For a film set in the past, The Hunger Games: The Ballad Of Songbirds & Snakes is more relevant now than ever.
The Hunger Games: The Ballad Of Songbirds & Snakes Story
Years before the events of the last installment, during the 10th edition of The Hunger Games, Coriolanus Snow (Tom Blyth) is ordered to mentor Lucy Gray (Rachel Zegler), a tribute from District 12. He soon develops feelings for her and helps her through the game, only to realize that the war he is a part of isn’t serving justice to any side.
The Hunger Games: The Ballad Of Songbirds & Snakes Review
If one looks at it from an upside-down perspective, The Hunger Games is very much a satire of the time we are living in. One system looks at themselves as the most just and powerful body in the entire vicinity, and anyone outside the boundary is a criminal even if they haven’t committed any crime technically. They initiate wars for their entertainment. An anchor details the updates of a life-threatening game like it involves dummies and not flesh and blood humans. The people who want to spread love are silenced, and the ones who succeed in doing it to some extent are made to look useless.

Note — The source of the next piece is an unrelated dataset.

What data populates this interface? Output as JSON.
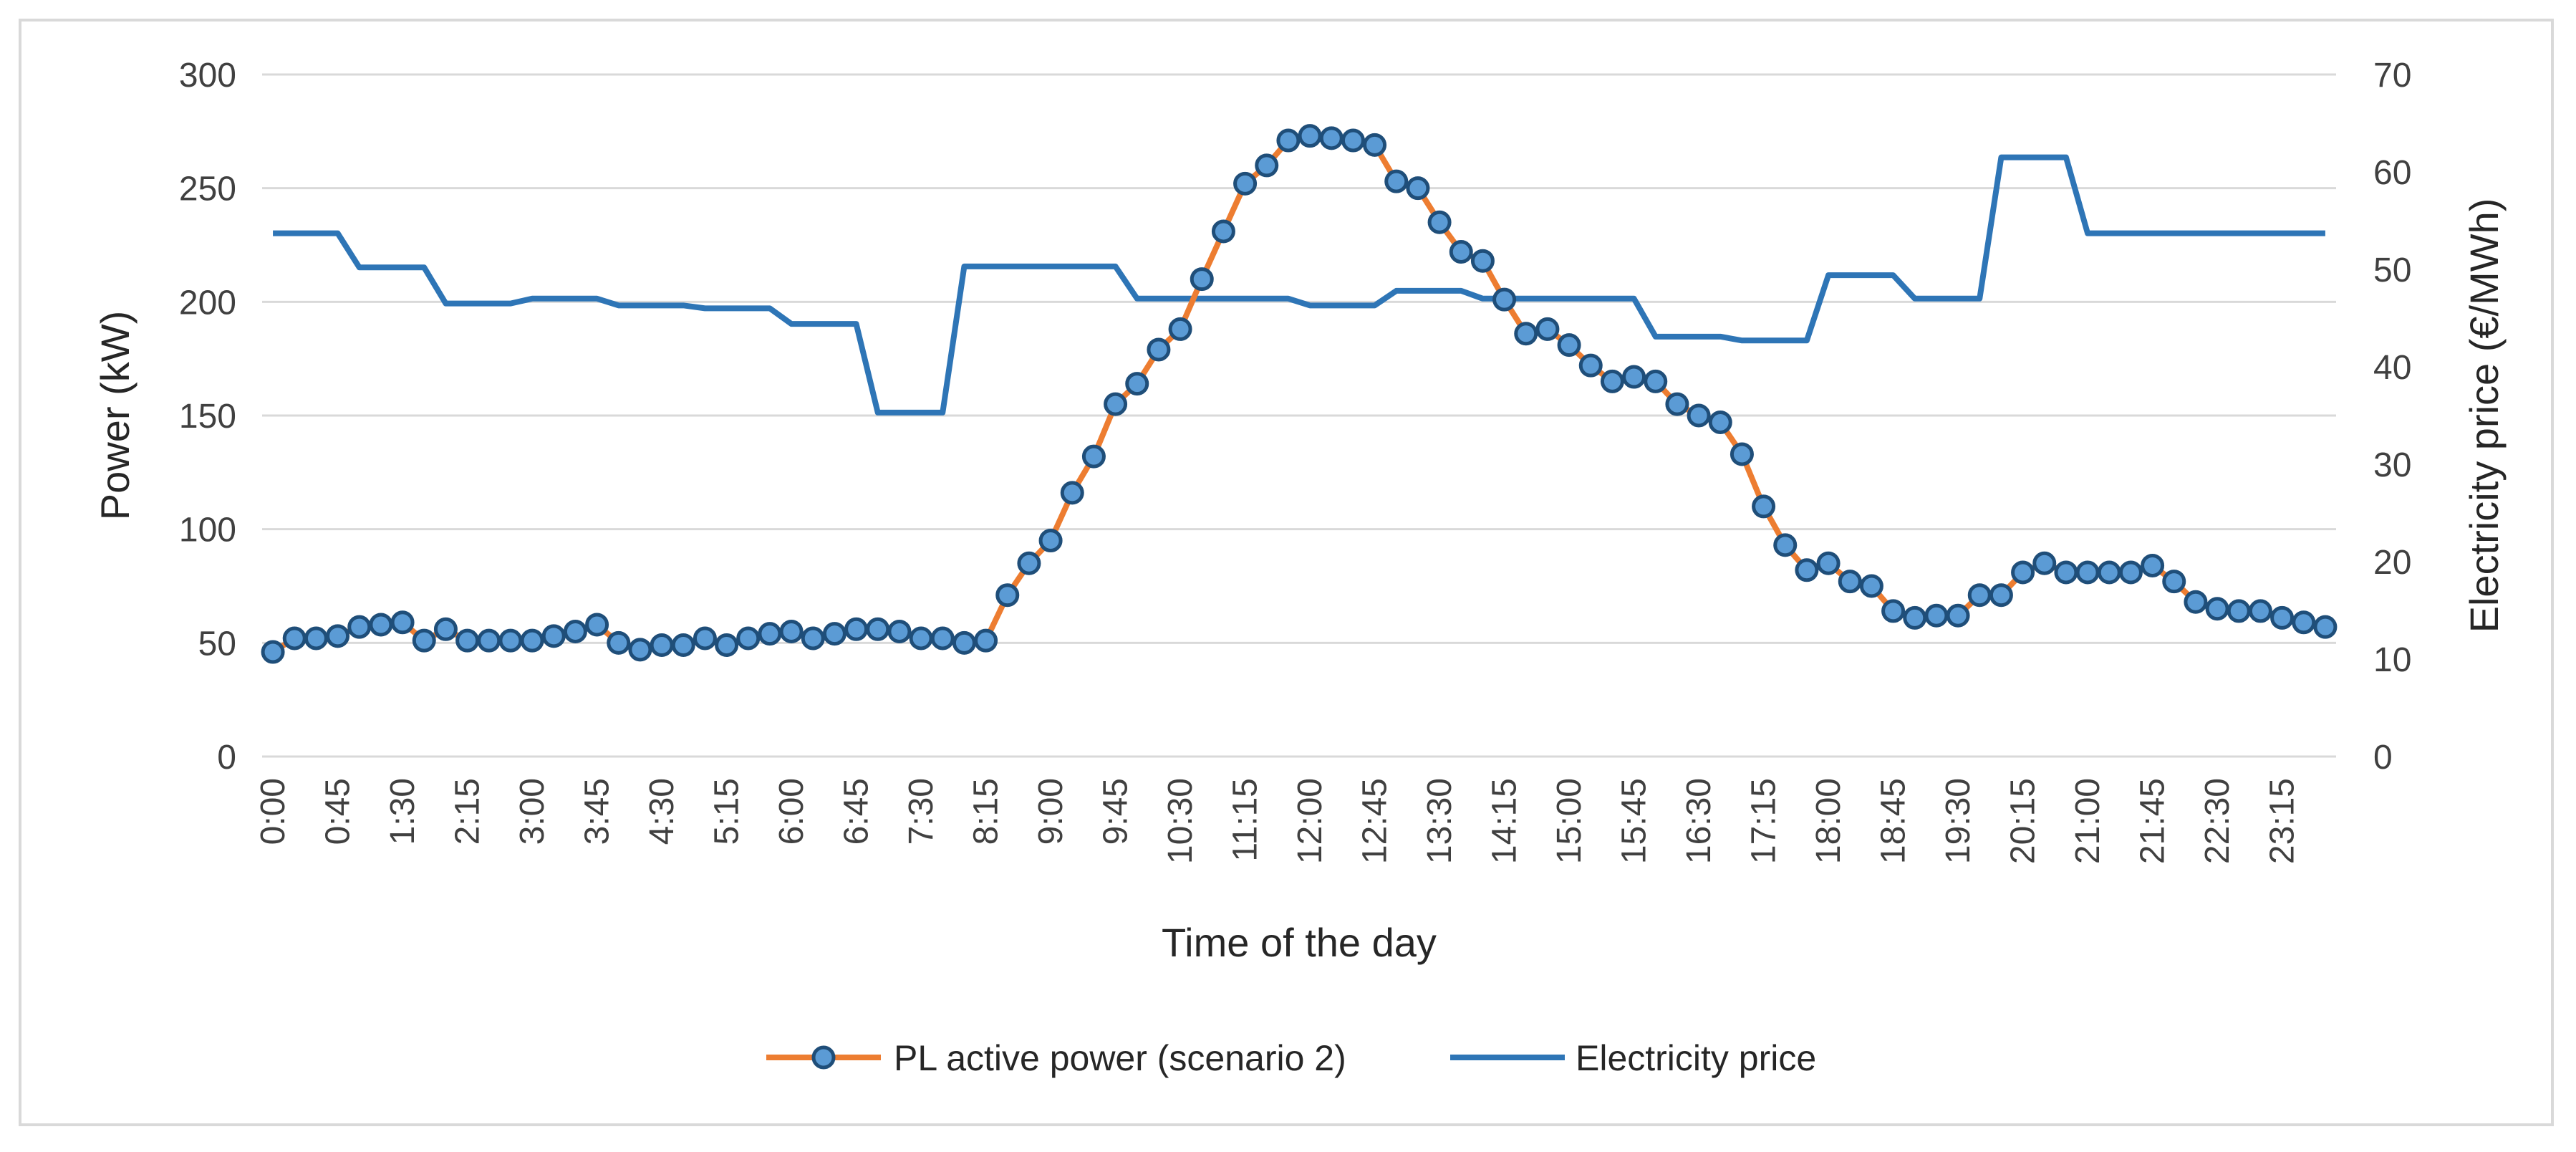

So, for a film set in the past, The Hunger Games: The Ballad Of Songbirds & Snakes is more relevant now than ever. This time around Panem, based on Sussanne Collins’ books, comes alive by the pens of Michael Lesslie and Michael Arndt, both credited for screenplay. The story in the prequel is more convincing in growing horizontally than vertically. The canvas is widening rather than growing upwards. The fact that the screenplay wants to put light on every corner of this well-edged world is proof enough. The writers from the word go clarify that this isn’t just a cash-grabbing addition to the franchise, but very much a standalone movie that can survive on its own merit.
The real strength of The Hunger Games: The Ballad Of Songbirds & Snakes is in the fact that every character is edged out well enough that it matters to the viewer. Rachel Zegler, for example, is introduced in a very evil way, evolving into a character with heart, only to complicate it more. We never really know why she was even chosen in the games, her past is almost unclear, but her present is so charged where she talks of the system crushing the have-nots and what she has been through; Lucy becomes so powerful that you do not question the obvious voids. Such is the power of writing.
Talking more about the screenplay will only lead to spoilers. The Hunger Games: The Ballad Of Songbirds & Snakes has an interesting mix of actors. It seems like the makers this time were in no mood to let any thread be loose, so they hired the most seasoned actors to be around the leading pair. Tom Blyth and the sadness on his face help a lot in creating the tone of this story. People in a Capital are enjoying a group of prisoners killing each other. While they are laughing, Tom as Snow reminds you what this means. In a brief moment, even he turns evil, and that’s so humane.
Lucy Gray is probably one of the most complex parts Rachel Zegler has played in a minute. Talking much about it will only spoil the overall experience. There’s Viola Davis being the most attention-grabbing person in the room. Can it ever be that one looks at something else when Davis is in the frame? Probably not. Peter Dinklage continues drinking and knowing things. He even has a Snow to tease here. The actor cakewalks through this part and deserves more.
Francis Lawrence’s direction is quite padded from all sides. With a near-perfect prediction design, a brilliant background score, good actors, and good writing, everything is in the favour of the director. However, there is a good patch in the movie that seems unnecessary (you will see), and the runtime could have been 20 minutes shorter. Even the latter part of the title never comes alive in a full-blown way like it should. I understand Songbirds and Snakes are a metaphor, and motifs, but they just end up being plot devices for most part of it.
The Hunger Games: The Ballad Of Songbirds & Snakes Verdict
It is a worthy addition to the franchise and one that holds water even when viewed alone. You must give it a try, even if you aren’t an ardent fan.